Today, US bank shares rallied 20%* on reports the Obama administration is making plans to establish a "bad bank" to buy so-called toxic assets from financial institutions—a financial version of Yucca Mountain, if you will. The hope is once banks' balance sheets are returned to some semblance of normalcy, confidence in banks will be restored, lending will increase, consumers will spend, companies will invest, and the economy will recover.
The only bugaboo in the plan is what price to pay for the assets? Reportedly, the government is considering some sort of discounted cash-flow model rather than relying on market prices since prices in this extremely illiquid market have become significantly disjointed from the held-to-maturity value of the assets. Put another way, many of these assets aren't nearly as "toxic" as the media continually reports. Remember, most collateralized debt obligations (CDOs) and similar vehicles were never designed to be traded frequently, so there's virtually no secondary market for these products. Unfortunately, FAS 157, the mark-to-market accounting rule put in place in November 2007, mandated these instruments be valued as if they are going to be liquidated right away in a non-existent market with few if any buyers.
Consider a collateralized mortgage obligation (CMO) comprised of a geographically diverse mix of subprime mortgages. The default rate on subprime mortgages is high—around 20%. But when a borrower defaults on a mortgage, it's not a total loss. The house is foreclosed upon and sold. The selling price might be significantly lower than the loan amount, but some money is recouped. And the structure of these products means the equity and lower-rated tranches suffer the first losses. Typically, banks own the higher-rated tranches, so they're further insulated from defaults. So even though these assets have been impaired by higher mortgage default rates, most are worth far more than the prices they'd fetch in an immediate open-market sale.
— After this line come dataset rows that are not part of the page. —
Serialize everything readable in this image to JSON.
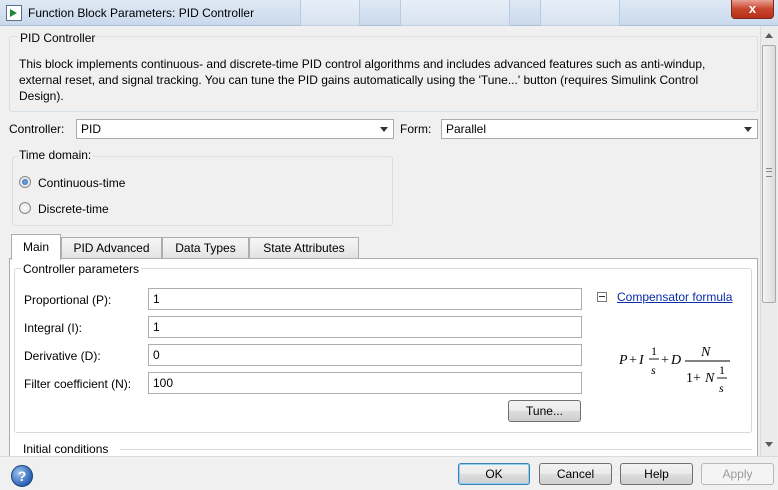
{
  "window": {
    "title": "Function Block Parameters: PID Controller",
    "close_glyph": "x"
  },
  "description": {
    "group_title": "PID Controller",
    "text": "This block implements continuous- and discrete-time PID control algorithms and includes advanced features such as anti-windup, external reset, and signal tracking. You can tune the PID gains automatically using the 'Tune...' button (requires Simulink Control Design)."
  },
  "controller": {
    "label": "Controller:",
    "value": "PID"
  },
  "form": {
    "label": "Form:",
    "value": "Parallel"
  },
  "time_domain": {
    "group_title": "Time domain:",
    "options": [
      {
        "label": "Continuous-time",
        "selected": true
      },
      {
        "label": "Discrete-time",
        "selected": false
      }
    ]
  },
  "tabs": [
    {
      "label": "Main",
      "active": true
    },
    {
      "label": "PID Advanced",
      "active": false
    },
    {
      "label": "Data Types",
      "active": false
    },
    {
      "label": "State Attributes",
      "active": false
    }
  ],
  "controller_parameters": {
    "group_title": "Controller parameters",
    "fields": [
      {
        "label": "Proportional (P):",
        "value": "1"
      },
      {
        "label": "Integral (I):",
        "value": "1"
      },
      {
        "label": "Derivative (D):",
        "value": "0"
      },
      {
        "label": "Filter coefficient (N):",
        "value": "100"
      }
    ],
    "tune_label": "Tune...",
    "formula_link": "Compensator formula",
    "formula": {
      "p": "P",
      "plus1": "+",
      "i": "I",
      "one_a": "1",
      "s_a": "s",
      "plus2": "+",
      "d": "D",
      "n_num": "N",
      "den_one": "1+",
      "den_n": "N",
      "one_b": "1",
      "s_b": "s"
    }
  },
  "initial_conditions": {
    "group_title": "Initial conditions"
  },
  "buttons": {
    "help_glyph": "?",
    "ok": "OK",
    "cancel": "Cancel",
    "help": "Help",
    "apply": "Apply"
  },
  "colors": {
    "link": "#0b2ba8",
    "radio_selected": "#1f5aa0",
    "ok_border": "#3c7fb1"
  }
}
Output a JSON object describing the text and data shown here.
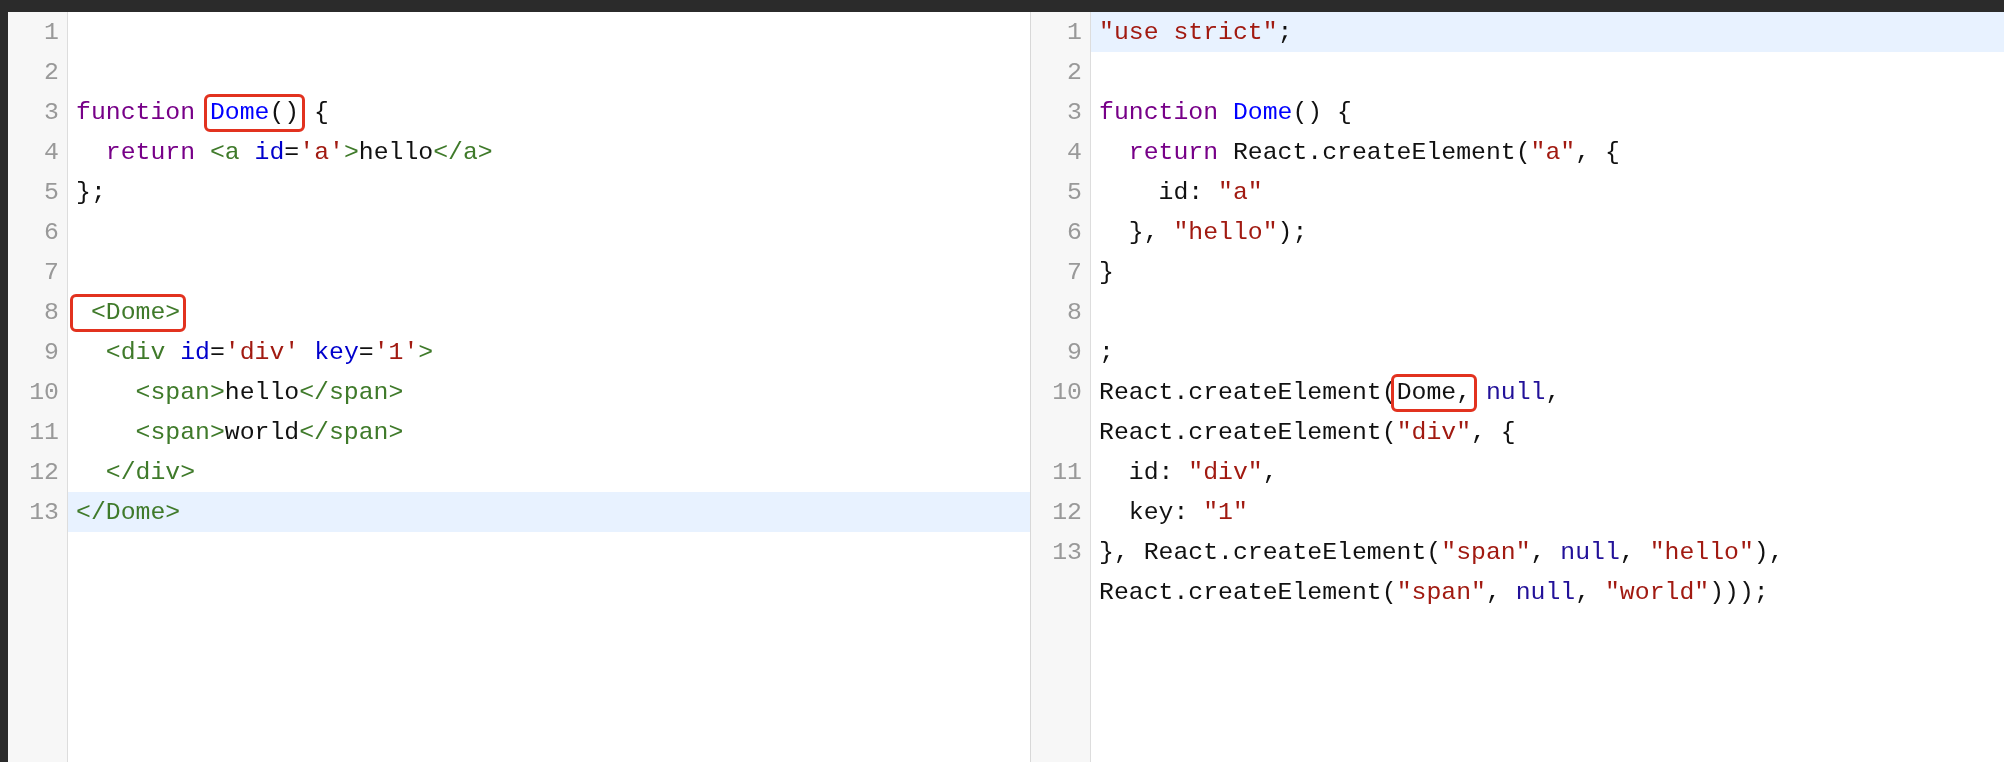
{
  "panels": [
    {
      "lines": [
        {
          "number": "1",
          "active": false
        },
        {
          "number": "2",
          "active": false
        },
        {
          "number": "3",
          "active": false,
          "segments": [
            {
              "kind": "keyword",
              "text": "function "
            },
            {
              "kind": "annotation",
              "segments": [
                {
                  "kind": "def",
                  "text": "Dome"
                },
                {
                  "kind": "plain",
                  "text": "()"
                }
              ]
            },
            {
              "kind": "plain",
              "text": " {"
            }
          ]
        },
        {
          "number": "4",
          "active": false,
          "segments": [
            {
              "kind": "keyword",
              "text": "  return "
            },
            {
              "kind": "tag",
              "text": "<a "
            },
            {
              "kind": "attr",
              "text": "id"
            },
            {
              "kind": "plain",
              "text": "="
            },
            {
              "kind": "string",
              "text": "'a'"
            },
            {
              "kind": "tag",
              "text": ">"
            },
            {
              "kind": "plain",
              "text": "hello"
            },
            {
              "kind": "tag",
              "text": "</a>"
            }
          ]
        },
        {
          "number": "5",
          "active": false,
          "segments": [
            {
              "kind": "plain",
              "text": "};"
            }
          ]
        },
        {
          "number": "6",
          "active": false
        },
        {
          "number": "7",
          "active": false
        },
        {
          "number": "8",
          "active": false,
          "segments": [
            {
              "kind": "annotation",
              "segments": [
                {
                  "kind": "tag",
                  "text": " <Dome>"
                }
              ]
            }
          ]
        },
        {
          "number": "9",
          "active": false,
          "segments": [
            {
              "kind": "tag",
              "text": "  <div "
            },
            {
              "kind": "attr",
              "text": "id"
            },
            {
              "kind": "plain",
              "text": "="
            },
            {
              "kind": "string",
              "text": "'div' "
            },
            {
              "kind": "attr",
              "text": "key"
            },
            {
              "kind": "plain",
              "text": "="
            },
            {
              "kind": "string",
              "text": "'1'"
            },
            {
              "kind": "tag",
              "text": ">"
            }
          ]
        },
        {
          "number": "10",
          "active": false,
          "segments": [
            {
              "kind": "tag",
              "text": "    <span>"
            },
            {
              "kind": "plain",
              "text": "hello"
            },
            {
              "kind": "tag",
              "text": "</span>"
            }
          ]
        },
        {
          "number": "11",
          "active": false,
          "segments": [
            {
              "kind": "tag",
              "text": "    <span>"
            },
            {
              "kind": "plain",
              "text": "world"
            },
            {
              "kind": "tag",
              "text": "</span>"
            }
          ]
        },
        {
          "number": "12",
          "active": false,
          "segments": [
            {
              "kind": "tag",
              "text": "  </div>"
            }
          ]
        },
        {
          "number": "13",
          "active": true,
          "segments": [
            {
              "kind": "tag",
              "text": "</Dome>"
            }
          ]
        }
      ]
    },
    {
      "lines": [
        {
          "number": "1",
          "active": true,
          "segments": [
            {
              "kind": "string",
              "text": "\"use strict\""
            },
            {
              "kind": "plain",
              "text": ";"
            }
          ]
        },
        {
          "number": "2",
          "active": false
        },
        {
          "number": "3",
          "active": false,
          "segments": [
            {
              "kind": "keyword",
              "text": "function "
            },
            {
              "kind": "def",
              "text": "Dome"
            },
            {
              "kind": "plain",
              "text": "() {"
            }
          ]
        },
        {
          "number": "4",
          "active": false,
          "segments": [
            {
              "kind": "keyword",
              "text": "  return"
            },
            {
              "kind": "plain",
              "text": " React.createElement("
            },
            {
              "kind": "string",
              "text": "\"a\""
            },
            {
              "kind": "plain",
              "text": ", {"
            }
          ]
        },
        {
          "number": "5",
          "active": false,
          "segments": [
            {
              "kind": "plain",
              "text": "    id: "
            },
            {
              "kind": "string",
              "text": "\"a\""
            }
          ]
        },
        {
          "number": "6",
          "active": false,
          "segments": [
            {
              "kind": "plain",
              "text": "  }, "
            },
            {
              "kind": "string",
              "text": "\"hello\""
            },
            {
              "kind": "plain",
              "text": ");"
            }
          ]
        },
        {
          "number": "7",
          "active": false,
          "segments": [
            {
              "kind": "plain",
              "text": "}"
            }
          ]
        },
        {
          "number": "8",
          "active": false
        },
        {
          "number": "9",
          "active": false,
          "segments": [
            {
              "kind": "plain",
              "text": ";"
            }
          ]
        },
        {
          "number": "10",
          "active": false,
          "segments": [
            {
              "kind": "plain",
              "text": "React.createElement("
            },
            {
              "kind": "annotation",
              "segments": [
                {
                  "kind": "plain",
                  "text": "Dome,"
                }
              ]
            },
            {
              "kind": "atom",
              "text": " null"
            },
            {
              "kind": "plain",
              "text": ","
            },
            {
              "kind": "break"
            },
            {
              "kind": "plain",
              "text": "React.createElement("
            },
            {
              "kind": "string",
              "text": "\"div\""
            },
            {
              "kind": "plain",
              "text": ", {"
            }
          ]
        },
        {
          "number": "11",
          "active": false,
          "segments": [
            {
              "kind": "plain",
              "text": "  id: "
            },
            {
              "kind": "string",
              "text": "\"div\""
            },
            {
              "kind": "plain",
              "text": ","
            }
          ]
        },
        {
          "number": "12",
          "active": false,
          "segments": [
            {
              "kind": "plain",
              "text": "  key: "
            },
            {
              "kind": "string",
              "text": "\"1\""
            }
          ]
        },
        {
          "number": "13",
          "active": false,
          "segments": [
            {
              "kind": "plain",
              "text": "}, React.createElement("
            },
            {
              "kind": "string",
              "text": "\"span\""
            },
            {
              "kind": "plain",
              "text": ", "
            },
            {
              "kind": "atom",
              "text": "null"
            },
            {
              "kind": "plain",
              "text": ", "
            },
            {
              "kind": "string",
              "text": "\"hello\""
            },
            {
              "kind": "plain",
              "text": "),"
            },
            {
              "kind": "break"
            },
            {
              "kind": "plain",
              "text": "React.createElement("
            },
            {
              "kind": "string",
              "text": "\"span\""
            },
            {
              "kind": "plain",
              "text": ", "
            },
            {
              "kind": "atom",
              "text": "null"
            },
            {
              "kind": "plain",
              "text": ", "
            },
            {
              "kind": "string",
              "text": "\"world\""
            },
            {
              "kind": "plain",
              "text": ")));"
            }
          ]
        }
      ]
    }
  ]
}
This all leaves us scratching our heads. Isn't this mark-to-model method proposed for the bad bank eerily similar to the models financial institutions used to value their illiquid assets before FAS 157 came to pass? Implicit in the bad bank idea is the acknowledgement applying mark-to-market accounting to such large, illiquid investment vehicles was a terrible idea from the get-go because the market (or lack thereof) drastically undervalues these assets. The result of this unfortunate accounting rule has been a tsunami of write-downs, bankruptcies, shotgun mergers, and the ensuing market volatility.
Herein lays the pricing issue for the government's bad bank. Do they pay something close to the long-term value of these assets to provide private sector banks the maximum amount of relief? Or do they pay something closer to the market value of the assets to give the government-owned bad bank the maximum amount of potential profitability? The former would undoubtedly be seen as an underhanded bailout of an industry that's already received a doozy of a relief package. The latter would make banks' losses permanent, possibly cause more banks to fail, and effectively transfer wealth from private firms to the government thanks to an accounting rule.
A bad bank could work as long at it helps restore confidence in financial institutions and gets credit flowing again. But it's ironic the bad bank plans to do exactly what most banks intended to do with these investments in the first place—hold them for the long term.